TAVR is a python package and web app for analyzing of vocabulary richness by lexical diversity indexes (TTR, MTLD, MTLD-W) and lexical sophistication methods (word frequency, range, CEFR level; n-gram frequency, range; academic words and formulas)
First off, clone the repository and import tavr
from tavr import *
Now you will be able to analyze text by TextAnalysis class and get replacement options to spaCy token by TokenReplacementOptions class, let's consider them in order
Initialize your text in str format, it's better to limit your text under 2500 characters (350 words)
tavr = TextAnalysis(essay)
Get recurring lemmas from a given text in pandas DataFrame
recurring_lemmas_df = tavr.get_recurring_lemmas_dataframe(including_insignificant=False)
Get most frequent trigrams from a given text in pandas DataFrame
trigrams_df = tavr.get_trigrams_dataframe()
Get academic formulas (phrases) from a given text in pandas DataFrame
academic_formulas_df = tavr.get_academic_formulas_dataframe()
Get TTR value, number of academic words and average trigram frequency organized in pandas DataFrame
stats_df = tavr.get_stats_dataframe()
Get marked up tokens with frequency, range and other characteristics in dict format from a given text
marked_up_tokens_dict = tavr.marked_up_tokens
Get marked up n-grams with frequency, range and other characteristics in dict format from a given text
marked_up_n_grams_dict = tavr.marked_up_n-grams
Moreover, you can get access to all lexical diversity and lexical sophistication measurements by these attributes
lexical_diversity = tavr.lexical_diversity_measurements
lexical_sophistication = tavr.lexical_sophistication_measurements
Documentation for all classes and methods provided and you can see it in your IDE on mouse over method/class (TAVR is a pycharm project, therefore it will be better to use pycharm)
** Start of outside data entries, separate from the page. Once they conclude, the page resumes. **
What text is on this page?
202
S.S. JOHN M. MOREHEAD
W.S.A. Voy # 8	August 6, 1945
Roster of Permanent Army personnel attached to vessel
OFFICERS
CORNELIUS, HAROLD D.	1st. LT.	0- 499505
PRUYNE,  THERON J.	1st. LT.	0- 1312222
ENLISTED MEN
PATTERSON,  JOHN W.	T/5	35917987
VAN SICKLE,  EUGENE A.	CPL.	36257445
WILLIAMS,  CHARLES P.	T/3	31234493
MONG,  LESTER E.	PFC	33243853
Initialize marked up tokens from a given text (you can get it from TextAnalysis class)
tavr = TextAnalysis(essay) # essay should be in str format
marked_up_tokens_dict = tavr.marked_up_tokens
replacements_options = TokenReplacementOptions(marked_up_tokens_dict)
And get replacements in list format
replacements = replacements_options.get_replacement_options(token, return_token_text=False)
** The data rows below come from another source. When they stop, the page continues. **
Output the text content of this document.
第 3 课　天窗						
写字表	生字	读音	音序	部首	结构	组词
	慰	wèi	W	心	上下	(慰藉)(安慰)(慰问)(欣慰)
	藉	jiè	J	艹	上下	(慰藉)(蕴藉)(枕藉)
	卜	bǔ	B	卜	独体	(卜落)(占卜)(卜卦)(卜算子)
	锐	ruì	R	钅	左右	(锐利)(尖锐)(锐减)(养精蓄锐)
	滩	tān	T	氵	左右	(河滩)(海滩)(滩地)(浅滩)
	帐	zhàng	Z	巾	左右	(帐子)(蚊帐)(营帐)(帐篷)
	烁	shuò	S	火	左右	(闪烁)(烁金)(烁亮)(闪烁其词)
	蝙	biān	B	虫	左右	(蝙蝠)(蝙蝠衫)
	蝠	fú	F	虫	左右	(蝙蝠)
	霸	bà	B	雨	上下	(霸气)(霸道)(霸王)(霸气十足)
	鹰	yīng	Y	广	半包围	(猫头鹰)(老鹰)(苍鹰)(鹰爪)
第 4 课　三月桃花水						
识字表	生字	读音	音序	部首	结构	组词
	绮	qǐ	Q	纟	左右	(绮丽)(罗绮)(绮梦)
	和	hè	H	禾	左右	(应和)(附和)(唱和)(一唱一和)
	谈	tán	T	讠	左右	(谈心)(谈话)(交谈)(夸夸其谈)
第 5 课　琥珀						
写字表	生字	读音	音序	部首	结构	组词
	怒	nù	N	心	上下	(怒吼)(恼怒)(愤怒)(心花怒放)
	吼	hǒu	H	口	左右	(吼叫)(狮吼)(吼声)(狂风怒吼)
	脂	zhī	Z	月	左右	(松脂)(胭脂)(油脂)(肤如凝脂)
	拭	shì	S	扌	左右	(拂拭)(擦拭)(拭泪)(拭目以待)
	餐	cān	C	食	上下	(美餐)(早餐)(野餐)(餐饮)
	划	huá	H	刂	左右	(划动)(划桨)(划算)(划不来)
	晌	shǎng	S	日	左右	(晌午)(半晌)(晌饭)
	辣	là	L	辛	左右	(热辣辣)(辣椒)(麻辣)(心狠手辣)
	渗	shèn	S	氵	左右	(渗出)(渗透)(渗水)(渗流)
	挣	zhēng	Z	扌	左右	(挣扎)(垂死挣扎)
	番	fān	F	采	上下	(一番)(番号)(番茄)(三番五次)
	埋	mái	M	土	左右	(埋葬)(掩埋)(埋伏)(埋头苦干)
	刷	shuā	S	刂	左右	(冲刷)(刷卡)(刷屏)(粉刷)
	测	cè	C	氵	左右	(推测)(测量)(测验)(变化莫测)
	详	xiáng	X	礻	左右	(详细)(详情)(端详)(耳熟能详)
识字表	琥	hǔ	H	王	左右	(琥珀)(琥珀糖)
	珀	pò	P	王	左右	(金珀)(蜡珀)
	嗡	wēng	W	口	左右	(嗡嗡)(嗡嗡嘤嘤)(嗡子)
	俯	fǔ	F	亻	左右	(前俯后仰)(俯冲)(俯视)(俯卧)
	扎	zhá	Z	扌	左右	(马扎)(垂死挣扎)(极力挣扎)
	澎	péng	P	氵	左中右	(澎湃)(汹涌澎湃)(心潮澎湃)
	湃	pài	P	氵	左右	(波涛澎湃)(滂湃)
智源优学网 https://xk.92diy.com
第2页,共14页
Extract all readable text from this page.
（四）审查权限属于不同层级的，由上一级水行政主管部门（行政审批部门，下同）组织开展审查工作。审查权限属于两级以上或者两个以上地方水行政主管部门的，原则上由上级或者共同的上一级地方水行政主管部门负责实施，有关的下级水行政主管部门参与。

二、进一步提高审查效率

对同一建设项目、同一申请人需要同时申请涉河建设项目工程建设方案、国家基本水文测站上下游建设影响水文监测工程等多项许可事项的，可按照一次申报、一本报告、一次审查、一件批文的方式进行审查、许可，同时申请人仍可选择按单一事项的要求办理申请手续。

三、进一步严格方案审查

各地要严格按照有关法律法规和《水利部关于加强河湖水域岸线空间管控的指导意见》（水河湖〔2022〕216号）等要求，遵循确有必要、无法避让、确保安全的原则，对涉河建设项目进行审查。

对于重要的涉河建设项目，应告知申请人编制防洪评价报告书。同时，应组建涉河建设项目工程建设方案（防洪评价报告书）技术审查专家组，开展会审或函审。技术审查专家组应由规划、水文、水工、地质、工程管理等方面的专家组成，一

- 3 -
To use web app you should launch file connect_to_tavr.py and than tavr_main.html. Notice that requests may take time to get from web to python so wait until your essay will be analyzed (10-15 seconds). The same for replacements available by clicking on word after analyzing.
- Enter your essay. You must enter at least 1500 characters and no more than 2500 characters. You can see number of characters in right down angle.
- Click on button "Analyze" and wait for 10-15 seconds.
- Now you can see chart, tables and you level below marked up essay. You can see hints on mouse over them.
- By clicking on words that are higlighted with a colour you can get replacements (small window). By clicking on replacements the word in the text will be replaced with replacement.
- Finally you can copy your text by clicking on button "Copy" (replacements that you did will be included) or clear it all by clicking on button "Clear".